O excesso operático (diríamos muito italiano) do filme de Luca Guadagnino dá lugar a uma contenção naturalista que diríamos muito francesa, com Catherine Corsini a ejectar sabiamente toda a "palha" narrativa do melodrama clássico para deixar descarnado o triângulo amoroso central e, naquele que é o grande trunfo do seu filme, a recusar o proverbial "e viveram felizes para sempre" para confrontar o conto de fadas do grande amor com a realidade social de tombar na pobreza quando se está habituada ao luxo, ironicamente sublinhada pela utilização, como efeito de distanciamento, de excertos de bandas-sonoras compostas por Georges Delerue para filmes de François Truffaut.

O maior problema de "Partir", contudo, é que essa modernidade é mera fachada: Corsini nunca consegue escapar ao maniqueísmo manipulador do género, limitando-se a repetir o fatalismo pré-determinado do destino cruel que alimentava os originais.
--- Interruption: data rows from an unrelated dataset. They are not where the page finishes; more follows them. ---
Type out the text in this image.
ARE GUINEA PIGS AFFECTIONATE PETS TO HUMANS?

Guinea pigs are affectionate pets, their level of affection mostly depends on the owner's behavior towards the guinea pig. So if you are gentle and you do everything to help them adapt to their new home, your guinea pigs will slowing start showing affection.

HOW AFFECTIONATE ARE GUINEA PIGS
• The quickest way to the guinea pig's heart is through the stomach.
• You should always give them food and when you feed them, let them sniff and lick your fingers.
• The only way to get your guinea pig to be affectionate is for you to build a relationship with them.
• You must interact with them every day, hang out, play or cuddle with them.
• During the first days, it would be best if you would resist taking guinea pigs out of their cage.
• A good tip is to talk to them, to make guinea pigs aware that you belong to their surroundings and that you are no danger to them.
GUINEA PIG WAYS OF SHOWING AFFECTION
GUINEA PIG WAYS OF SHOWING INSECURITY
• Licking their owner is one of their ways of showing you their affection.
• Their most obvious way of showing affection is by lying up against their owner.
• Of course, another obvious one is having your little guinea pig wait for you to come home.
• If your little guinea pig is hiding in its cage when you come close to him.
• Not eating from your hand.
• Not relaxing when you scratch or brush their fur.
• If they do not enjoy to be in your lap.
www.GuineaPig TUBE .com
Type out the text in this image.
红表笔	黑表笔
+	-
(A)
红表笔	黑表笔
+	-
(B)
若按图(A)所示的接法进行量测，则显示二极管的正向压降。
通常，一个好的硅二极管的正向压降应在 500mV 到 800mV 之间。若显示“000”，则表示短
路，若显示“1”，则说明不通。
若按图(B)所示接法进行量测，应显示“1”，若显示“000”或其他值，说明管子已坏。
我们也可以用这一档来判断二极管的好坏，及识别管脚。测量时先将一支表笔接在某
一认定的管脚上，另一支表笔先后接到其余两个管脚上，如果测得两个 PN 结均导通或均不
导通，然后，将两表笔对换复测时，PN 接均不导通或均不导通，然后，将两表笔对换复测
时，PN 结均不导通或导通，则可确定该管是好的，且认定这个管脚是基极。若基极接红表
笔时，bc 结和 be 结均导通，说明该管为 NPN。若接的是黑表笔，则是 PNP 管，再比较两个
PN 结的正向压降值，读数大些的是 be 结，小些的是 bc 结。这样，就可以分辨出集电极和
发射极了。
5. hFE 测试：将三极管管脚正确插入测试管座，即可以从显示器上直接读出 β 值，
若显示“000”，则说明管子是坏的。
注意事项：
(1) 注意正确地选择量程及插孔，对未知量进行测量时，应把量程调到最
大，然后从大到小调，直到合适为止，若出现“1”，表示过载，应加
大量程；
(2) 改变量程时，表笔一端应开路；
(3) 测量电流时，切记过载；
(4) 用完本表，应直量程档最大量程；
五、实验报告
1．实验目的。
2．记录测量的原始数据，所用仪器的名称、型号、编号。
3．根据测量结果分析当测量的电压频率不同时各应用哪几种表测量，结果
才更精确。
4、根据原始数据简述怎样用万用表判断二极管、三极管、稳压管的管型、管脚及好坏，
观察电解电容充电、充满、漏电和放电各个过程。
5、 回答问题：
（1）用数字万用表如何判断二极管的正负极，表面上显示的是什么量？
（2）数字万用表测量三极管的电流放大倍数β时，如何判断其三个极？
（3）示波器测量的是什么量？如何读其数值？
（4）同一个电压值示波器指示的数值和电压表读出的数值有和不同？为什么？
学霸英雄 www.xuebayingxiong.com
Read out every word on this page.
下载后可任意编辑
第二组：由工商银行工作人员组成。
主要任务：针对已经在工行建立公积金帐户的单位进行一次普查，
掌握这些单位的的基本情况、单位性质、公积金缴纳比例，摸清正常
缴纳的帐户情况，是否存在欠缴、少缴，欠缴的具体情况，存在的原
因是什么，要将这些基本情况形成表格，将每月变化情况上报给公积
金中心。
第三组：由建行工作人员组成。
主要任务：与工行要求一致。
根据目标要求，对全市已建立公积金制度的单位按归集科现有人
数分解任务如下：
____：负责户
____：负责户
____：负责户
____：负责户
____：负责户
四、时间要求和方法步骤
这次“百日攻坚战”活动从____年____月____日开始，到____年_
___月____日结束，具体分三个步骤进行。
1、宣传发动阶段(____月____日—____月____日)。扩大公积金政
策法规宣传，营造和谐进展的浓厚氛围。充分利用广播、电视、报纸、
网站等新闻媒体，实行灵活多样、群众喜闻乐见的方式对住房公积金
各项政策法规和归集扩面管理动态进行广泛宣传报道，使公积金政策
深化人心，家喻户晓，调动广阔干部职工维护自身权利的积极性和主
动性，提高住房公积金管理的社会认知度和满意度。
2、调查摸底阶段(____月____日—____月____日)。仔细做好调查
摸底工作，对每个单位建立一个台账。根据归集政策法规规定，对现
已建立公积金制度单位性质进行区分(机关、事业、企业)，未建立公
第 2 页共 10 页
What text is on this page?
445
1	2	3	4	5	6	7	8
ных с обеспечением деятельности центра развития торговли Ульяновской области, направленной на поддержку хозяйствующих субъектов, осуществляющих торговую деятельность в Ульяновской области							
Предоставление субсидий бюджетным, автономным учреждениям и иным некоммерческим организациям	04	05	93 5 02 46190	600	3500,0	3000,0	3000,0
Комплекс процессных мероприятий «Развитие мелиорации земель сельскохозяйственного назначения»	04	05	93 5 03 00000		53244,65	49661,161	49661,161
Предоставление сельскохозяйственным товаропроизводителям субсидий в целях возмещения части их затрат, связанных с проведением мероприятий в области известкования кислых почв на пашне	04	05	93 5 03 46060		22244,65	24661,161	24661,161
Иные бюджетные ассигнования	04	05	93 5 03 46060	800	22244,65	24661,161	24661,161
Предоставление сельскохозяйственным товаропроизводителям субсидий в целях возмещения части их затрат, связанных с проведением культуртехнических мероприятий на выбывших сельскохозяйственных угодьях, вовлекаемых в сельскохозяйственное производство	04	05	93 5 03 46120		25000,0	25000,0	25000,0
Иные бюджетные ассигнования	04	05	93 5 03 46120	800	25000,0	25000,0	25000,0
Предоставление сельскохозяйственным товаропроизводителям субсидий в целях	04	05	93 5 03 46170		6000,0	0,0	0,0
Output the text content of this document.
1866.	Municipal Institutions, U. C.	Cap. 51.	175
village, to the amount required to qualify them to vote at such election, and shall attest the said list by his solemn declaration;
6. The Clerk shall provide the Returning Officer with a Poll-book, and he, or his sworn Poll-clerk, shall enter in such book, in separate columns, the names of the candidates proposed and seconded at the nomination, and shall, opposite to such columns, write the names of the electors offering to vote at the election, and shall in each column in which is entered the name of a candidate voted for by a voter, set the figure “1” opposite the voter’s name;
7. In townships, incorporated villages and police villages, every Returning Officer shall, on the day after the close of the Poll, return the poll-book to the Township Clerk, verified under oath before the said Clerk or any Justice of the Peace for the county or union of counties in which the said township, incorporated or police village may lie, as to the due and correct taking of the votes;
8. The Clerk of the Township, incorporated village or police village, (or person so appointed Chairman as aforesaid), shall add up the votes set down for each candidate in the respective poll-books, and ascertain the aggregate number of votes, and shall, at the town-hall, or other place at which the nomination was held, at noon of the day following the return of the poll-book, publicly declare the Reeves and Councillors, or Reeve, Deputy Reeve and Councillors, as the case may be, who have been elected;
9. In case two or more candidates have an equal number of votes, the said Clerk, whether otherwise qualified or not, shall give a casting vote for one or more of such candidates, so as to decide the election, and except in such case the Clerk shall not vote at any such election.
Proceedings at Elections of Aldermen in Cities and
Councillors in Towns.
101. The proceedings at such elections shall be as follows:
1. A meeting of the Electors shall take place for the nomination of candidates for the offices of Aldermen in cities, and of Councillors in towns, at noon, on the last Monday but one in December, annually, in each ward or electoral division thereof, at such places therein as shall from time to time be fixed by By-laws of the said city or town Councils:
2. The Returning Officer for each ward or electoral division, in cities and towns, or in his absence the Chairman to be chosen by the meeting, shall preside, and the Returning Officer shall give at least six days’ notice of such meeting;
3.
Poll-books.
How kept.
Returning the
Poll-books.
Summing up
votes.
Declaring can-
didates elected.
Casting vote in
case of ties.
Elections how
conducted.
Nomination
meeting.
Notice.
Ao fazê-lo, reduz Yvan Attal e Sergi Lopes a figuras meramente funcionais, sem espessura dramática para lá dos papéis puramente mecânicos que lhes são atribuídos na narrativa, criando um enorme desequilíbrio com a interpretação notável de Kristin Scott Thomas.

Digamos que, com um bocadinho mais de garra e risco, "Partir" chegaria lá.